Tablica ufundowana przez klub biegaczy Florian Chojnice dokumentuje niezwykłe wyczyny Ryszarda Kałaczyńskiego. „W dniach 15.08. 2014 -15.08.2015 przebiegł 366 maratonów. Król Polskich Maratonów, rolnik, hodowca trzody chlewnej, mieszkaniec m. Witunia. Ciężarowiec, maratończyk i supermaratończyk. Przebiegł w ciągu roku 15443 km, średni czas maratonu – 4,50 h”– czytamy na tablicy. 
– Z wielkim sentymentem wspominam ten czas, gdy Rysiu biegł 366 maratonów. To co się wytworzyło tutaj, to nie tylko bieganie, ale również wielka wspólnota ludzi o podobnych zainteresowaniach – powiedział podczas uroczystości burmistrz Więcborka Waldemar Kuszewski, wręczając Rysiowi czek na 500 zł. 
– Jestem przyjacielem Rysia. Często tutaj przyjeżdżam. Pomyślałem sobie, że trzeba coś dla Rysia zrobić, żeby ludzie widzieli, że to jest jego trasa. My się bardzo cieszymy, że Rysiu pozwolił, żeby ta tablica tutaj zawisła – dodał Andrzej Górnowicz z klubu Florian Chojnice. 
Zaszczyt odsłonięcia tablicy przypadł w udziale burmistrzowi Więcborka Waldemarowi Kuszewskiemu, sołtys Wituni Marii Łańskiej, inicjatorowi Andrzejowi Górniewiczowi oraz ks. Andrzejowi Adamskiemu. 
Ryszard Kałaczyński podziękował wszystkim kolegom i przyjaciołom za przybycie.
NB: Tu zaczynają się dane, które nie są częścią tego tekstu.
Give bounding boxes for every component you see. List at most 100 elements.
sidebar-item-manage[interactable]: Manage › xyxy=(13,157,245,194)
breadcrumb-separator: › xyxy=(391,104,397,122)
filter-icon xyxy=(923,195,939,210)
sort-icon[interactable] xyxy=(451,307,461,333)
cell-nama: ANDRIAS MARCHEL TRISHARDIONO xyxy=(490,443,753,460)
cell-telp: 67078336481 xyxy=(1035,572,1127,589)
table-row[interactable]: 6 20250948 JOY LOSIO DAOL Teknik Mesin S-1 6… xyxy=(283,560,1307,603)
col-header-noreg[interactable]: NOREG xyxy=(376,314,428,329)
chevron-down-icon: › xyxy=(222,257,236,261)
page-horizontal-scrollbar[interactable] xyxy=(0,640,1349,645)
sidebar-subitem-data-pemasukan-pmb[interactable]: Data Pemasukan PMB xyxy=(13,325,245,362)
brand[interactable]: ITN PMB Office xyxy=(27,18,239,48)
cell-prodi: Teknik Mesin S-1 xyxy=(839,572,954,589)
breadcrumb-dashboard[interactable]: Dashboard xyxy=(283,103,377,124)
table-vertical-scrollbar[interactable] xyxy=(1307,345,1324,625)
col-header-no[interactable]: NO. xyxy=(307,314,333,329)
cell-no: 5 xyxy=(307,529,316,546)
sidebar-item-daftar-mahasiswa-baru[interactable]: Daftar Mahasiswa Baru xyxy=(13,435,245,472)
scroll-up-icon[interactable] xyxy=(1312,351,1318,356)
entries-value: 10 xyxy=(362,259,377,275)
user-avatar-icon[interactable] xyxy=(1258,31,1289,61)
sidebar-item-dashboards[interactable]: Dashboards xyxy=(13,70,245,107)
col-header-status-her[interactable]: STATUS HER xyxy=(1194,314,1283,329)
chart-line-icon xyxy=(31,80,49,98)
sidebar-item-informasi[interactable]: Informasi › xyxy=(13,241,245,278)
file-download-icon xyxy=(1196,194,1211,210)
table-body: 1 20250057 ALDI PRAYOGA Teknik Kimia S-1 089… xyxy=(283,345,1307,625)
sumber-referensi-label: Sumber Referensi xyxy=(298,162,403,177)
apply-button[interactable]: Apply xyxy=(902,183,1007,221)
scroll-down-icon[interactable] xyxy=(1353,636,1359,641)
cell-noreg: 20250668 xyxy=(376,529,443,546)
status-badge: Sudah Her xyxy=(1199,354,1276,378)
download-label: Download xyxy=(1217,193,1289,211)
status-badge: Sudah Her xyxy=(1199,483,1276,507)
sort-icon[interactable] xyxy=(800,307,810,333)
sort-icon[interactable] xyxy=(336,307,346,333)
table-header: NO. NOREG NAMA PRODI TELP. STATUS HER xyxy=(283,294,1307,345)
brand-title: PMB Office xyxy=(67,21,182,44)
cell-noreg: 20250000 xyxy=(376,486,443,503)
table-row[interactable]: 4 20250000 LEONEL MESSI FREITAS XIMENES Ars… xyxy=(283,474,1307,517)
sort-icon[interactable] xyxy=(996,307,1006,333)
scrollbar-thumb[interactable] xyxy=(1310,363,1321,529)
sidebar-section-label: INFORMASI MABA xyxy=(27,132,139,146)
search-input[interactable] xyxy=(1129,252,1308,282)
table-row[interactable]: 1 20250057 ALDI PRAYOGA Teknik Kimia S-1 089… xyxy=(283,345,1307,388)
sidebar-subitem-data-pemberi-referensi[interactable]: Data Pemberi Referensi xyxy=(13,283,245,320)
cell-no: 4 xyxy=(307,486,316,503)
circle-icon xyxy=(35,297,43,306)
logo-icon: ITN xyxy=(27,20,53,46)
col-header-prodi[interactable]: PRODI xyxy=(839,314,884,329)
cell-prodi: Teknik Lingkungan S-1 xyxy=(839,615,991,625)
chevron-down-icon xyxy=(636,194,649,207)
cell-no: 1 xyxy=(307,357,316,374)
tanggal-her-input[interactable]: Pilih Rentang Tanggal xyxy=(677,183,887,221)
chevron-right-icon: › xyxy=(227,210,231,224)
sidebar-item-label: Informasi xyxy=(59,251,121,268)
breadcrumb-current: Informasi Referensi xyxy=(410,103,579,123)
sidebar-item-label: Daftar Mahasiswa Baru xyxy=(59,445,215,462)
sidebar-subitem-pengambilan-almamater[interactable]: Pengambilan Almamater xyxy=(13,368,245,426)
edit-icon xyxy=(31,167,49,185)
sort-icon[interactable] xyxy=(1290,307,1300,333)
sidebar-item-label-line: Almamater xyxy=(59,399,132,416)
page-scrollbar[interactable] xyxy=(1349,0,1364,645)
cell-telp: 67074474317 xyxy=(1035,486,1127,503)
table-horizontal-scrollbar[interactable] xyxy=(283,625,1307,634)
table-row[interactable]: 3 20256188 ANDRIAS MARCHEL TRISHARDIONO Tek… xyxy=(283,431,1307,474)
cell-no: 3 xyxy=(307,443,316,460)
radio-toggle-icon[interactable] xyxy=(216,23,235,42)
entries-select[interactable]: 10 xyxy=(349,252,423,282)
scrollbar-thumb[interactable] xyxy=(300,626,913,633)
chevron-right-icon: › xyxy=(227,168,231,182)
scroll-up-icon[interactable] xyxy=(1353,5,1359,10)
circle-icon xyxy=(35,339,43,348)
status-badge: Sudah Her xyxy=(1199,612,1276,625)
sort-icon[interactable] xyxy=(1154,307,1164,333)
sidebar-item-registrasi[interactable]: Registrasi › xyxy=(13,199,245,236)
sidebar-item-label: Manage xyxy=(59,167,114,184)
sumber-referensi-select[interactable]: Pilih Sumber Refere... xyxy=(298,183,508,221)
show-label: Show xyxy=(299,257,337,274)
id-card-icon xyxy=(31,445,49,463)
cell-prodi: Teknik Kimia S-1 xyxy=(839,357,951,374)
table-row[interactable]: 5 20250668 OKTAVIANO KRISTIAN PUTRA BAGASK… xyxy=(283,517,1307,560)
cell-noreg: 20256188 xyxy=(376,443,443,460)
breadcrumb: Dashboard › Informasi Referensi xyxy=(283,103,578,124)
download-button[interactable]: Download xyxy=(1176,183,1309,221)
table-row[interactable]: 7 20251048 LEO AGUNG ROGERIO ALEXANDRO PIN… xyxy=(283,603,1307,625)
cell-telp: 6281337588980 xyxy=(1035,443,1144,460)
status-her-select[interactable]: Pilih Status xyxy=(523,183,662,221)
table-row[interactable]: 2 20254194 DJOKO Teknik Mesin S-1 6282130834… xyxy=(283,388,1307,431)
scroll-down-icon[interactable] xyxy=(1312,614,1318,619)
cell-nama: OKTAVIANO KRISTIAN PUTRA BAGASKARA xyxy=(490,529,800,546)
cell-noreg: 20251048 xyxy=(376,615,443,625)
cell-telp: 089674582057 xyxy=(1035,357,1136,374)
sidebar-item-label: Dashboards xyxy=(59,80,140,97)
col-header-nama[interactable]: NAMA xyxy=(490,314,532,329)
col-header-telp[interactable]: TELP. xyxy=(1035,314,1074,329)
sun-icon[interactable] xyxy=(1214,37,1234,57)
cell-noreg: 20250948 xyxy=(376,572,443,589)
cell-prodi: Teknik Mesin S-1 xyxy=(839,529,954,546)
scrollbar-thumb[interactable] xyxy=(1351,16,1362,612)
Szczególne słowa skierował do osób, które codziennie go wspierają i pomagają realizować sportowe cele. Bez ich wsparcia bicie rekordów byłoby niemożliwe. 
Na starcie 372. maratonu odbywającego się w Wituni stanęło 68 biegaczy z całej Polski. Najstarszy uczestnik biegu miał 84 lata. 
Ryszard Kałaczyński nie zamierza odcinać kuponów od swoich dotychczasowych osiągnięć. Stawia przed sobą kolejne cele i wyzwania. Zamierza ukończyć 100 Ironmanów w 100 dni. Będzie to projekt bardzo trudny do zrealizowania. Warto przypomnieć, że w poprzedni weekend Rysiu startował w Ironmanie. Pokonanie morderczej trasy zajęło mu 13 godzin i 55 minut.
 
Rysiu Kałaczyński pragnie serdecznie podziękować wszystkim firmom i osobom, które przyczyniły się organizacji sobotniej imprezy, a w szczególności: firmie „Ronet”, masarni Ciepłuch Plebanka, firmie Andrób z Suchorączka, właścicielom ośrodków wczasowych Riva i Krajna, Ryszardowi Gładkowskiemy, restauracji Pomorzanka, firmie Eurofasada, kobietom wiejskim za pyszne placki oraz pani sołtys Mari Łańskiej i członkom rady sołeckiej oraz wszystkim, którzy dołożyli swoją cegiełkę do odsłonięcia tablicy.